Steht der große Kahlschlag erst bevor?

Auch die Unternehmensberatung Oliver Wyman hat sich mit der Entwicklung des Einzelhandels auseinandergesetzt. Unter dem Strich bewertet sie die Gefahr durch den Online-Handel größer und rechnet in einem Branchenreport damit, dass der große Kahlschlag im Einzelhandel erst noch bevorsteht. Weil immer mehr Deutsche im Internet einkaufen, werde in zehn bis 15 Jahren jedes zweite Filialunternehmen vom Markt verschwunden sein. Der Rest werde etwa aufgekauft oder fusioniert. 
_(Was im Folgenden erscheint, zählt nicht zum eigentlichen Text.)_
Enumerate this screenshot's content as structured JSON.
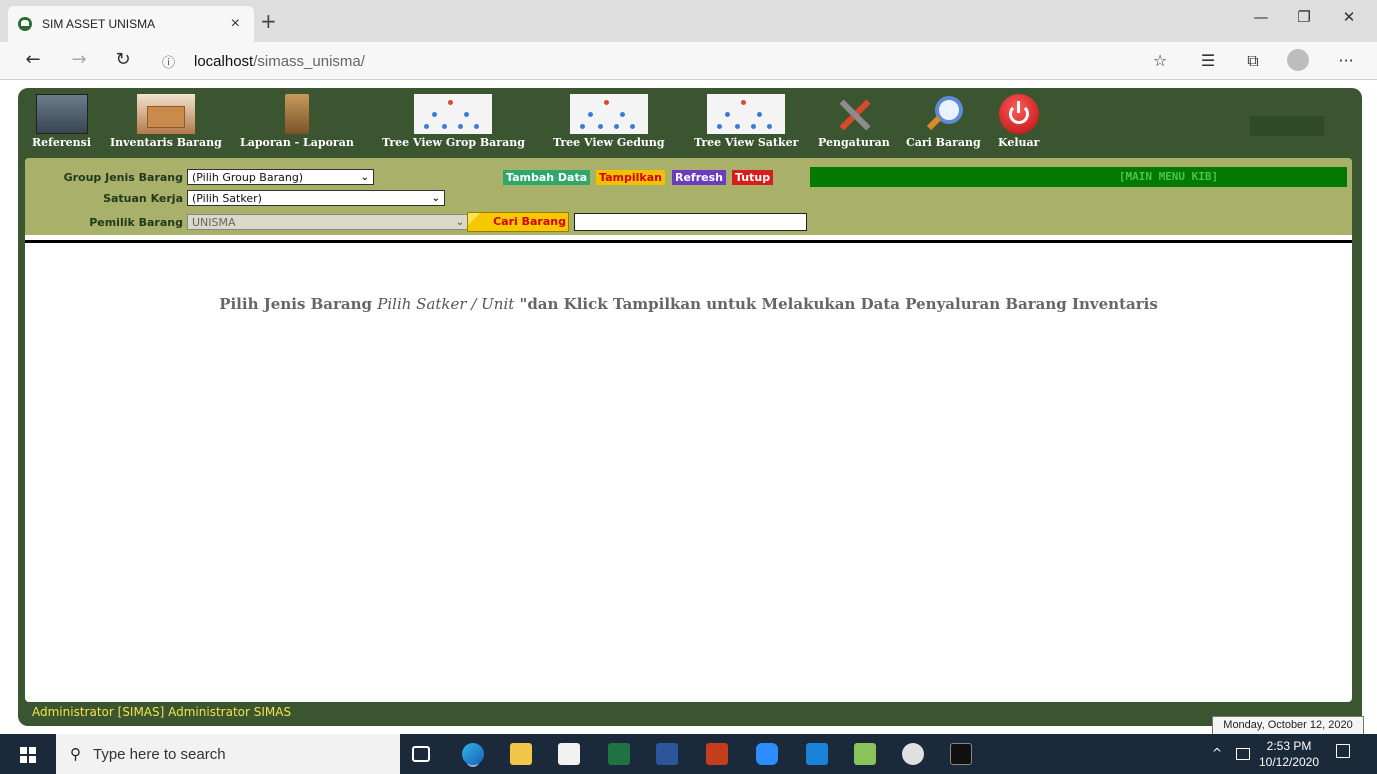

Um auch künftig eine Überlebenschance zu haben, muss der stationäre Einzelhandel nach Einschätzung der HSH Nordbank die Veränderungen und Trends im Konsumentenverhalten mit einbeziehen. So sei beispielsweise davon auszugehen, dass sich preisbewusste und durch das Internet sehr gut informierte Kunden weiterhin „hybrid“ verhalten, indem sie Waren sowohl im Billigdiscounter als auch in der Edelboutique erwerben. Das Streben nach Individualität und Abhebung von der Masse werde bei den Verbrauchern ebenso wie die Suche nach sozialen Kontakten und Geselligkeit zunehmen. Da zusätzlich für immer mehr Kunden beim Einkauf die Komponenten „Freizeit“ und „Erlebnis“ wichtig würden, werde das Flächenwachstum im Einzelhandel ungebremst weitergehen. Die Inszenierungen von „Shopping-Erlebnissen“ benötigten mehr Fläche als der reine Warenverkauf.

Trend: Größere Verkaufsflächen und Einkaufserlebnis

Diese Entwicklung geht laut GMA-Manager Holl auch an den Apotheken nicht vorbei. Auch dort sei der Trend zu größeren Verkaufsflächen zu beachten. Die Versuchung, den Kunden erst an mehreren Metern Regalfläche vorbeizuleiten, damit er vielleicht noch eine Zahnbürste oder ein Fußpflegemittel einpackt, ehe er die Kasse erreicht, gebe es auch in der modernen Offizin. 

Was übrigens die zunehmende Uniformität der Innenstädte angeht, verweist Holl darauf, dass es weitgehend in der Macht der Kommunen und Städte selbst liege, auf das Erscheinungsbild Einfluss zu nehmen. Diese könnten nämlich Gestaltungssatzungen erlassen. Wie dies funktioniert, zeige das Beispiel Getreidegasse in Salzburg, wo auch McDonalds seinen Außenauftritt an das historisch geprägte Umfeld anpassen musste: Über dem Eingang des Schnellrestaurants prangt ein aufwendig gestaltetes „Zunft“- beziehungsweise Reklamezeichen.